Os exportadores devem tratar a documentação de abastecimento sem desflorestação como um investimento prospetivo na relação com o comprador e no acesso ao mercado, não uma obrigação legal de conformidade atual, e começar a construir a capacidade de rastreabilidade subjacente antes de um comprador específico a exigir num prazo apertado. Na prática, isso significa ser capaz de responder a perguntas básicas de proveniência com especificidade real: que explorações agrícolas ou cooperativas forneceram um determinado lote, se essas explorações têm histórico documentado de uso do solo, e se alguma conversão recente de terras está associada à região de abastecimento. Nada disto exige a infraestrutura completa de polígonos de geolocalização que o EUDR exige para as suas matérias-primas centrais — isso seria sobre-engenharia de uma resposta a um requisito que atualmente não se aplica — mas a rastreabilidade básica da origem na exploração agrícola está a tornar-se cada vez mais o mínimo esperado por compradores da UE, independentemente do âmbito formal da matéria-prima, e sobrepõe-se substancialmente à documentação já esperada ao abrigo de certificações como a garantia de exploração agrícola GLOBALG.A.P. e a certificação Rainforest Alliance, sendo esta última a que lançou o seu primeiro programa certificado específico para caju em Moçambique em 2024. Construir esta capacidade de forma incremental, ligada a certificações que provavelmente já está a procurar de qualquer forma, é uma resposta mais proporcionada do que ignorar o tema ou investir em excesso em infraestrutura de nível EUDR para uma matéria-prima que o regulamento atualmente não cobre.

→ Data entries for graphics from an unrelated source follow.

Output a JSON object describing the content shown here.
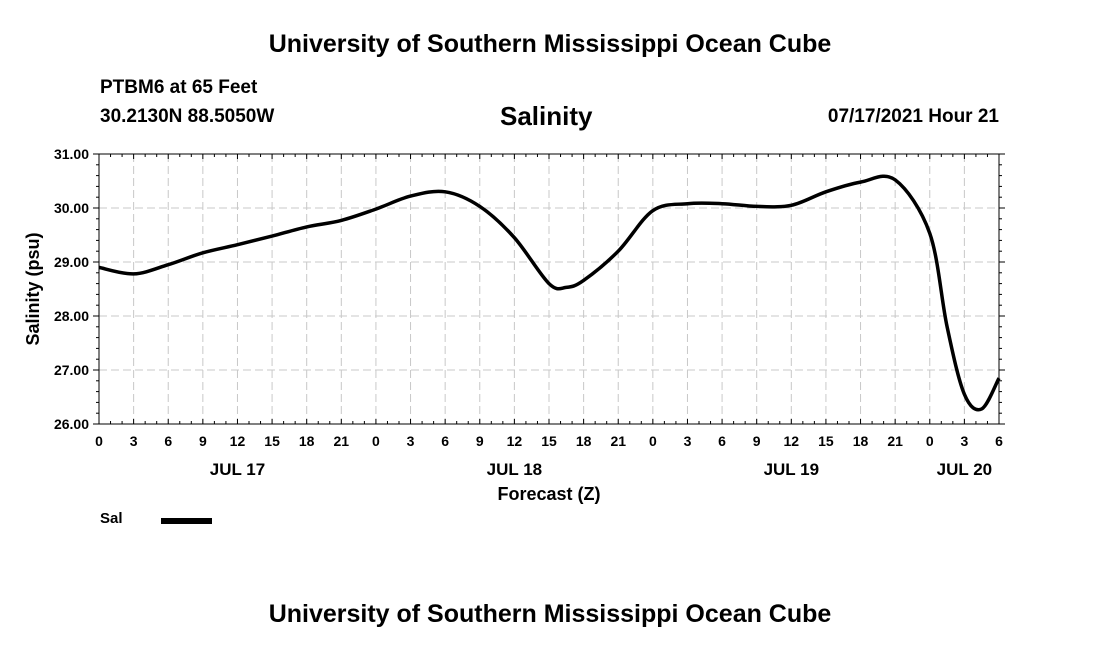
{
  "header": {
    "title": "University of Southern Mississippi Ocean Cube",
    "station": "PTBM6 at 65 Feet",
    "coords": "30.2130N  88.5050W",
    "parameter": "Salinity",
    "datetime": "07/17/2021 Hour 21"
  },
  "footer": {
    "title": "University of Southern Mississippi Ocean Cube"
  },
  "legend": {
    "label": "Sal"
  },
  "colors": {
    "line": "#000000",
    "grid": "#c8c8c8"
  },
  "chart_data": {
    "type": "line",
    "title": "Salinity",
    "xlabel": "Forecast (Z)",
    "ylabel": "Salinity (psu)",
    "ylim": [
      26.0,
      31.0
    ],
    "yticks": [
      "26.00",
      "27.00",
      "28.00",
      "29.00",
      "30.00",
      "31.00"
    ],
    "xlim_hours": [
      0,
      78
    ],
    "xtick_labels": [
      "0",
      "3",
      "6",
      "9",
      "12",
      "15",
      "18",
      "21",
      "0",
      "3",
      "6",
      "9",
      "12",
      "15",
      "18",
      "21",
      "0",
      "3",
      "6",
      "9",
      "12",
      "15",
      "18",
      "21",
      "0",
      "3",
      "6"
    ],
    "day_labels": [
      {
        "label": "JUL 17",
        "hour": 12
      },
      {
        "label": "JUL 18",
        "hour": 36
      },
      {
        "label": "JUL 19",
        "hour": 60
      },
      {
        "label": "JUL 20",
        "hour": 75
      }
    ],
    "grid": true,
    "series": [
      {
        "name": "Sal",
        "x_hours": [
          0,
          3,
          6,
          9,
          12,
          15,
          18,
          21,
          24,
          27,
          30,
          33,
          36,
          39,
          40.5,
          42,
          45,
          48,
          51,
          54,
          57,
          60,
          63,
          66,
          69,
          72,
          73.5,
          75,
          76.5,
          78
        ],
        "values": [
          28.9,
          28.78,
          28.95,
          29.17,
          29.32,
          29.48,
          29.65,
          29.77,
          29.98,
          30.22,
          30.3,
          30.03,
          29.45,
          28.6,
          28.53,
          28.66,
          29.2,
          29.95,
          30.08,
          30.08,
          30.03,
          30.05,
          30.3,
          30.48,
          30.52,
          29.53,
          27.8,
          26.55,
          26.28,
          26.85
        ]
      }
    ]
  }
}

Porque a precisão neste ponto importa
Ser preciso sobre o estatuto regulamentar real do caju — mantendo ao mesmo tempo a seriedade da expectativa de sustentabilidade subjacente — é, em si, um sinal de credibilidade nas conversas com compradores. Um fornecedor que diz com confiança (e corretamente) a um comprador “o caju não é uma das matérias-primas centrais reguladas pelo EUDR, mas aqui está a documentação de origem na exploração agrícola que podemos fornecer mesmo assim” surge como mais informado, não menos conforme, do que aquele que ou alega vagamente conformidade total com o EUDR ou descarta totalmente a questão. Esse tipo de precisão — declarar o facto regulamentar com exatidão, e depois abordar a preocupação real subjacente pelo seu mérito — é a mesma norma que este site aplica a todos os temas de conformidade que aborda, incluindo o guia de conformidade de importação da UE sobre aflatoxinas e pesticidas e a comparação mais ampla de certificações de fábricas de processamento. A precisão regulamentar e o esforço genuíno de sustentabilidade não estão em tensão um com o outro; confundir “não formalmente regulado” com “não importa aos compradores” é o verdadeiro erro a evitar.
Esta página reflete o âmbito de matérias-primas reguladas do EUDR tal como verificado face ao regulamento atual no momento da redação. As datas de aplicação e o âmbito do EUDR já foram revistos mais do que uma vez — confirme a posição atual diretamente com a Comissão Europeia ou um profissional qualificado de conformidade comercial antes de se basear nisto para uma remessa ou contrato específico.